Staatssecretaris Tamara van Ark (Sociale Zaken en Werkgelegenheid, VVD) heeft de Tweede Kamer op de hoogte gebracht van de laatste stand van zaken in het breed offensief, een pakket van maatregelen om meer mensen met een arbeidsbeperking aan het werk te krijgen. Niet geheel toevallig begon dezelfde ochtend waarop Van Ark de brief naar de Kamer stuurde, het voorjaarscongres van Divosa in Leeuwarden. Binnenlands Bestuur sprak er kort met Van Ark en Divosa-voorzitter Erik Dannenberg over de plannen.

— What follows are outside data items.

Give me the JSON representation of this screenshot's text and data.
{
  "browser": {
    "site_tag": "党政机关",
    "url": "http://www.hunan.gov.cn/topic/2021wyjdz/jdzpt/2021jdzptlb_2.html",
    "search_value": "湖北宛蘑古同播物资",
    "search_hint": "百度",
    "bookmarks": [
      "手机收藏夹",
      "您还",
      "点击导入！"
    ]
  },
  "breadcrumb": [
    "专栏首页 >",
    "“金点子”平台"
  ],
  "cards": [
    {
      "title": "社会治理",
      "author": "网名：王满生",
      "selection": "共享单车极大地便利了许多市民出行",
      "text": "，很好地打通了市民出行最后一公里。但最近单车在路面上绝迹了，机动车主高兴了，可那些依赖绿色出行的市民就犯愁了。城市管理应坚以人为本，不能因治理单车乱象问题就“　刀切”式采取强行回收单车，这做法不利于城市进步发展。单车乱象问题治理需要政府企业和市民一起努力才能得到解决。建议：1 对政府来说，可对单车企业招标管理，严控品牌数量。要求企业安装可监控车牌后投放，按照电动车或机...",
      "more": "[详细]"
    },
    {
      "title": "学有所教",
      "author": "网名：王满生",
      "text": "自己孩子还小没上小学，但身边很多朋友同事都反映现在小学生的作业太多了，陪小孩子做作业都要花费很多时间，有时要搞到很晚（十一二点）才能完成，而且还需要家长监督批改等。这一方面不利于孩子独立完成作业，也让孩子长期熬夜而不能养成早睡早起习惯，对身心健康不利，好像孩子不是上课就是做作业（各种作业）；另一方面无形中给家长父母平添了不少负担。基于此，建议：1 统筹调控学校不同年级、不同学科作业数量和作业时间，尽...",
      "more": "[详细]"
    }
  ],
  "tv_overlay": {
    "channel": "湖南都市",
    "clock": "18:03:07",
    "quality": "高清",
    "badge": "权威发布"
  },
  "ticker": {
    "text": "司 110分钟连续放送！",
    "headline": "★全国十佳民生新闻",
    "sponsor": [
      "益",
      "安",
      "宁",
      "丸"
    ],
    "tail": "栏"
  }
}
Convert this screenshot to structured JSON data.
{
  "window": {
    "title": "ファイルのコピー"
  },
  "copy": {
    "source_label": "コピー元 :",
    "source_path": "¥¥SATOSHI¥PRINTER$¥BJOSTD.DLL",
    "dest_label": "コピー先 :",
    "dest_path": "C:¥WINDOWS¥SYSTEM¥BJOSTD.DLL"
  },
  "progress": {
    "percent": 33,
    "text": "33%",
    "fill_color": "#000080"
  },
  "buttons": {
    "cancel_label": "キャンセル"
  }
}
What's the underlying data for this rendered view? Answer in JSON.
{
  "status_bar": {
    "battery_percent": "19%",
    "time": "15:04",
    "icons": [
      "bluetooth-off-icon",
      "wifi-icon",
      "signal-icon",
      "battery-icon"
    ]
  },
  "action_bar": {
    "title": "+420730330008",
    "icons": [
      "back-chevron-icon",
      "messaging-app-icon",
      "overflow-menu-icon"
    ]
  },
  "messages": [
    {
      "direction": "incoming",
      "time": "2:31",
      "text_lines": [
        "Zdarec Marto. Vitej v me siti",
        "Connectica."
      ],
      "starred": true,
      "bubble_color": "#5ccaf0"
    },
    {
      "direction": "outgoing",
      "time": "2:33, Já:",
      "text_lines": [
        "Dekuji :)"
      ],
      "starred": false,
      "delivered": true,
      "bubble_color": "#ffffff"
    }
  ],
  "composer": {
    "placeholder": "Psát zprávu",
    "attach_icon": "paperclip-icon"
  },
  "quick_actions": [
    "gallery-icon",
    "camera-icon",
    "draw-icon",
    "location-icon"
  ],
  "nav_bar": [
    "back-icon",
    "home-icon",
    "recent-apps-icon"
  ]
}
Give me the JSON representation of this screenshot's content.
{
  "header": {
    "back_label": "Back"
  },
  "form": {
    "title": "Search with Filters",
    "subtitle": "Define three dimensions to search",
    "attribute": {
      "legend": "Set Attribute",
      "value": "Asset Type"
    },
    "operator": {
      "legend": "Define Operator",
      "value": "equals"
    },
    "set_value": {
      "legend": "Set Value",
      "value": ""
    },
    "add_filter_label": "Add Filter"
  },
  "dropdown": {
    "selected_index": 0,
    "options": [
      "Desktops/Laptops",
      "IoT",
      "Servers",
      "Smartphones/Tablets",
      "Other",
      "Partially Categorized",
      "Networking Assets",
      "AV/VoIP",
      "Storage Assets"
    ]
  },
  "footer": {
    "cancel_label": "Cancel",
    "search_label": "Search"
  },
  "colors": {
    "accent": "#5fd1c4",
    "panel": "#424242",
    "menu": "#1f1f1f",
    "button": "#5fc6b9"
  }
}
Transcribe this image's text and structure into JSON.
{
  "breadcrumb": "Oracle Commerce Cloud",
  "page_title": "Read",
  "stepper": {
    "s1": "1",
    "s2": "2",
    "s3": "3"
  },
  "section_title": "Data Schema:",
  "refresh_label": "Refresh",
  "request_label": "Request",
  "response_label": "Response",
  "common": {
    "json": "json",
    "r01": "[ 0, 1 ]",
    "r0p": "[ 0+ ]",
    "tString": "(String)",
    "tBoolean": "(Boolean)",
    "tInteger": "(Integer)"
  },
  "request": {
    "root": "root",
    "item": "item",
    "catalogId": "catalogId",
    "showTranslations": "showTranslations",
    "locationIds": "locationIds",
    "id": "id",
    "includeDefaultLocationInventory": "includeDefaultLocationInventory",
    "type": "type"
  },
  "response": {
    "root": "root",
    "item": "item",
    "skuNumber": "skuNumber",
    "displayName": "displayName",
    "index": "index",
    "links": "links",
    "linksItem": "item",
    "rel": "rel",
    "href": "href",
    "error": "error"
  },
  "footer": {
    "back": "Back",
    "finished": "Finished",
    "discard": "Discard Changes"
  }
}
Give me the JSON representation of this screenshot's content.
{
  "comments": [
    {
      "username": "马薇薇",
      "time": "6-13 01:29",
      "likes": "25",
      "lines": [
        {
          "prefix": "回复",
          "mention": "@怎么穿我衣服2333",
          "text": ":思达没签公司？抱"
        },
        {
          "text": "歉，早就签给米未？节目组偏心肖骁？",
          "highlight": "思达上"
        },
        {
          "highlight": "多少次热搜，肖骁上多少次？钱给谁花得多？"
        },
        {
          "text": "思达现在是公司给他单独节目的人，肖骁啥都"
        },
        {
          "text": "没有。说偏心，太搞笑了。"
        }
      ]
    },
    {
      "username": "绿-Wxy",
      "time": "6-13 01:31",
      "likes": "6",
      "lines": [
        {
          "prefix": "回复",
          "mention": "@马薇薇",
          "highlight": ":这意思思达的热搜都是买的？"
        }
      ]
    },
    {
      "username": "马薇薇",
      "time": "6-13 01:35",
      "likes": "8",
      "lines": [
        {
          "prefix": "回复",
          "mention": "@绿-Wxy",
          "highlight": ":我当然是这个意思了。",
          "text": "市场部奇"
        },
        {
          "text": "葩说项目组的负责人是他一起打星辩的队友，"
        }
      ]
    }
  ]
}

Loonkostensubsidie gestroomlijnd
De Kamerbrief van Van Ark bevat qua plannen voor het breed offensief weinig nieuws ten opzichte van het conceptwetsvoorstel dat onlangs ter internetconsultatie werd gepubliceerd. Er is een gestroomlijnd proces bedacht voor de aanvraag, toekenning en uitbetaling van de loonkostensubsidie waarmee enkele gemeenten proef gaan draaien en de loonwaardemeting wordt geüniformeerd waarbij gemeenten de mogelijkheid behouden om van meerdere aanbieders gebruik te maken. Ook moeten gemeenten in verordeningen gaan aangeven welke ondersteuning zij bieden en hoe zij dat doen. Daarnaast werkt Van Ark aan een vrijlatingsregeling, en wordt bekeken of een andere financieringssystematiek voor de loonkostensubsidies en de begeleidingsbudgetten beter werkt. De staatssecretaris maakte tevens bekend hoe zij komende tijd verder wil werken aan het ‘simpel switchen’.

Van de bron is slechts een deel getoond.